Facebook released its third-quarter earnings report after the closing bell Wednesday. The company posted profits of $1.59 per share and revenues of $10.33 billion, beating our respective consensus estimates of $1.29 and $9.88 billion. These figures also represented year-over-year growth of 47.4% and 80.7%, respectively.

In addition to strong top and bottom line expansion, Facebook once again reported impressive user growth, with daily active users surging roughly 16% to hit a staggering 1.37 billion (also read: Facebook Posts Q3 Earnings Beat, User Growth Hits 16%).

But despite this estimate-crushing growth, investors seem to be concerned with the comments from the company’s polarizing founder and CEO, Mark Zuckerberg.

“Our community continues to grow and our business is doing well,” Zuckerberg said. “But none of that matters if our services are used in ways that don't bring people closer together. We're serious about preventing abuse on our platforms. We're investing so much in security that it will impact our profitability. Protecting our community is more important than maximizing our profits.”

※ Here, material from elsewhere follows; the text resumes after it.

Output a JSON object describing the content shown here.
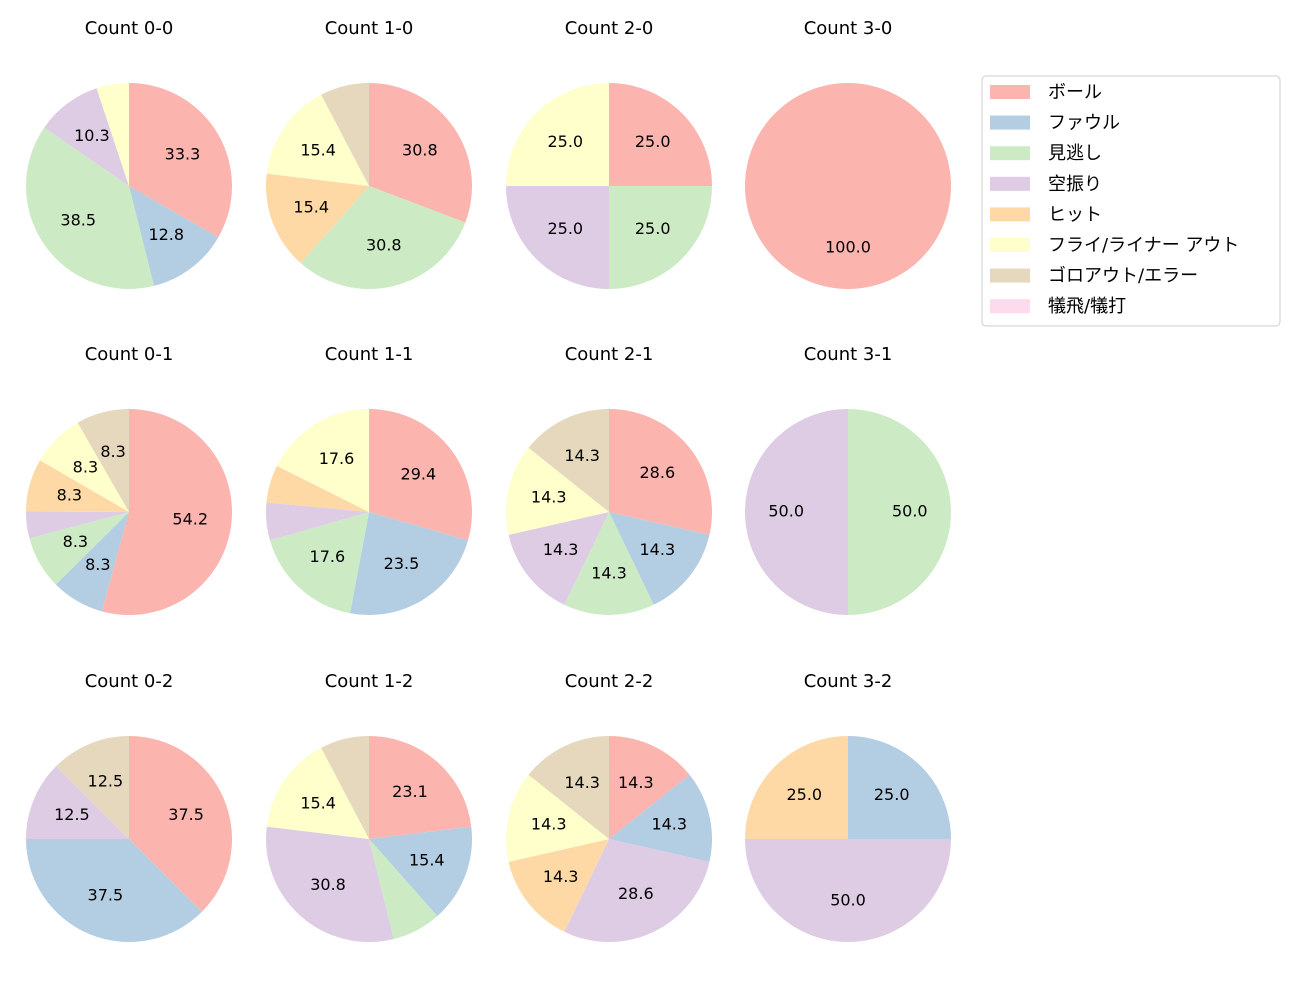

Recently, Zuckerberg has emerged as the latest villain in the ongoing saga related to Russia’s interference in the U.S. election. As details chronicling the country’s use of Facebook to spread disinformation during the campaign cycle have emerged, Zuckerberg and the rest of his executive team have scrambled to save face and take accountability for the content published on their platform.

On top of this, increased public scrutiny over data security, punctuated by the devastating Equifax (EFX - Free Report) breach this year, has the entire internet industry rethinking how its protects its users’ private information.

For Facebook, it appears the response is to double down on security, and the promise of new spending has investors fleeing this morning. But should they be?

In the wake of the company’s earnings announcement, at least 13 brokerages have already raised their price targets on the stock, with a median target of $208 representing a 13.9% premium to Wednesday’s record-high close.

“Yes, we take foreign meddling in U.S. elections very seriously. Call it what it is—political warfare. And countering will—and should—raise the cost of doing business for FB. But that business is inherently extremely impressive,” said RBC Capital analyst Mark Mahaney.

Mahaney’s firm made the most bullish call on Facebook, raising its price target to $230 from $195. In a similar vein, Susquehanna Financial’s Shyam Patil noted that Facebook has a history of outperforming.

“While the initial expense growth outlook for 2018 may have been more aggressive than anticipated, we would note that [Facebook] has a history of underspending guide, and we are currently well below the low end for expense growth in 2018,” Patil wrote in a note.

For now, Facebook remains a Zacks Rank #1 (Strong Buy). While this ranking could change based on possible estimate revisions in the near future, investors should understand that Zuckerberg’s plans to invest in security do not fundamentally change the remarkable growth story that his company has created.

This fiscal year has seen impressive top and bottom line growth, and we expect that to continue into fiscal 2018. In fact, our current consensus estimates are calling for earnings and revenue to swell by 21.8% and 31.1%, respectively, next year.